BURNLEY General Hospital has suffered a fresh blow after health chiefs revealed two medical wards are being transferred to Blackburn.

NHS chiefs have confirmed that Wards 12 and 14, part of the phase five development at Burnley General, will make way for a planned new paediatric and maternity unit at the Briercliffe Road hospital.

The work of the wards will be transferred to the Royal Blackburn Hospital from November as it assumes responsibility for emergency medical care under the meetings patients needs programme.

Opponents of the changes say it is another example of services being stripped from Burnley and said it would mean relatives would have to travel further to visit loved ones in hospital But trust bosses hit back saying the transfer of beds made perfect sense in light of the wider shake-up.

Leader of Burnley Council Gordon Birtwistle, who earlier this month led a 12-hour vigil outside Burnley General protesting at the cuts, said: "This is just the latest episode in the continuing demise of our hospital.

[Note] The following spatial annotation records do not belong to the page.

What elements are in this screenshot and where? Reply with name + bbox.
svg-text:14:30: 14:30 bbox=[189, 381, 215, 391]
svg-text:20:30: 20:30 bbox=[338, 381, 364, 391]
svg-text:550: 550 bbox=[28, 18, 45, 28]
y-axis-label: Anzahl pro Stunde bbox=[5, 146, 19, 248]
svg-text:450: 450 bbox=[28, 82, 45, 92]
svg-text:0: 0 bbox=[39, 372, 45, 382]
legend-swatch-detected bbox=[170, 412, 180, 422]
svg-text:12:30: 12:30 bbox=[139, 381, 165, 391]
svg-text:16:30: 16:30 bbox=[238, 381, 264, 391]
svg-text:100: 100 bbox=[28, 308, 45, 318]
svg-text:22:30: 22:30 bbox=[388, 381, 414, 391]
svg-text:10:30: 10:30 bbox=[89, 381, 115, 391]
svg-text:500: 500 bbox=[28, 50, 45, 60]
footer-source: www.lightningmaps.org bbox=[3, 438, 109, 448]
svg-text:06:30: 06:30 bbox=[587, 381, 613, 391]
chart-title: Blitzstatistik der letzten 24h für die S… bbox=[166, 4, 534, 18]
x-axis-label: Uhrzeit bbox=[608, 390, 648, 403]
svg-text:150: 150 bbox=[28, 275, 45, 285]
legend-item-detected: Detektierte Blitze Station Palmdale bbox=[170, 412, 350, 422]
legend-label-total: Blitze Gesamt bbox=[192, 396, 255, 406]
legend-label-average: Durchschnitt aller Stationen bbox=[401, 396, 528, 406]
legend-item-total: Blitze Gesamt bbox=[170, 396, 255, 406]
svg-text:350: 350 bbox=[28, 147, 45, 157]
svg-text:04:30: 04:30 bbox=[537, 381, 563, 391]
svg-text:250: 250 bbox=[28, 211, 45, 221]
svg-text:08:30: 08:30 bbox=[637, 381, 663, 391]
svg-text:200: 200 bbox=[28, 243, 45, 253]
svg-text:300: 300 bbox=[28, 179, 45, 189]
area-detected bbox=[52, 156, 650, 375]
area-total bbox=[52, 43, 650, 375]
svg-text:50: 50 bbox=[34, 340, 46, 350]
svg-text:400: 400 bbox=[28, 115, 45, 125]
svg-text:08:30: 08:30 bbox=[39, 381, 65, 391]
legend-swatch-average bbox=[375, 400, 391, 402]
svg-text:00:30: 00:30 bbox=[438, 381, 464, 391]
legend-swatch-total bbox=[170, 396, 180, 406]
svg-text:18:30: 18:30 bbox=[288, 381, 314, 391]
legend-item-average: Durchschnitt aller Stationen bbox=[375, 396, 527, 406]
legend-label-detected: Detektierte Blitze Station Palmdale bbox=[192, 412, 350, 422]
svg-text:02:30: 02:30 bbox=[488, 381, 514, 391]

"If the trust is arguing that most of the emergency cases can still be dealt with at Burnley then why are they moving two full medical wards away to Blackburn? This is death by a thousand cuts."

Vice Chair of the Public and Patient Involvement Forum Helen Hedges, said: "These changes are going to result in many people having to make longer journeys, whether they be patients or people visiting patients and it is something that continues to concern us greatly."

Planned surgery, which currently takes place at the Blackburn hospital, will be moving to the Burnley site as part of the same initiative.

Earlier this summer the Lancashire Telegraph asked the trust if there were any plans to close the wards after concerns were raised.

But a spokesman for the trust at the time denied this was the case and yesterday said it may have been a misunderstanding.

A spokesman for the trust said: "There will be more general medical beds at the Royal Blackburn Hospital - and there's a good reason for that.

"Around 70-80 per cent of general medical admissions come in through accident and emergency, so you'd naturally expect to see more of those beds where the emergency department is.

"And as we plan to make the Royal Blackburn a UK Centre of Excellence for emergency care, that's why there will be more general medical beds at the site.

"There will, of course, still be general medical beds at Burnley General Hospital, but the point here is not about which hospital has more beds - it's about giving patients the right treatment at the right time by the right person - and some of that may not be at hospital at all, it could be in the community or even at home."

Accident and emergency facilities at the Burnley hospital will be downgraded to an urgent care centre no later than November 1.

Hospital chiefs say it will still deal with 85 per cent of the cases it does at present - but campaigners fear lives will be lost and patient care compromised as people are transported to the Royal Blackburn Hospital for emergency treatment.

Burnley Hospital's A&E department will change to become an urgent care centre, which will be open 24 hours a day, seven days a week.

All in-patient emergency, surgical emergency, trauma and intensive care beds, alongside emergency assessment work, fracture and trauma clinics and vascular surgery, will also be located at Blackburn.

Under the plans urgent care centres will be established at both the Blackburn and Burnley sites.

All orthopaedics, general surgery and breast services will shift to Burnley General.

Only paediatric in-patients will remain at Blackburn - a day-time observation unit will continue at Burnley and a similar 24-hour unit is planned for Blackburn.

Planned changes to maternity and obstetrics medicine, and the creation of a midwife-led birthing centre at Burnley begin in December, with the in-patient gynaecology services moving to Burnley by March or April.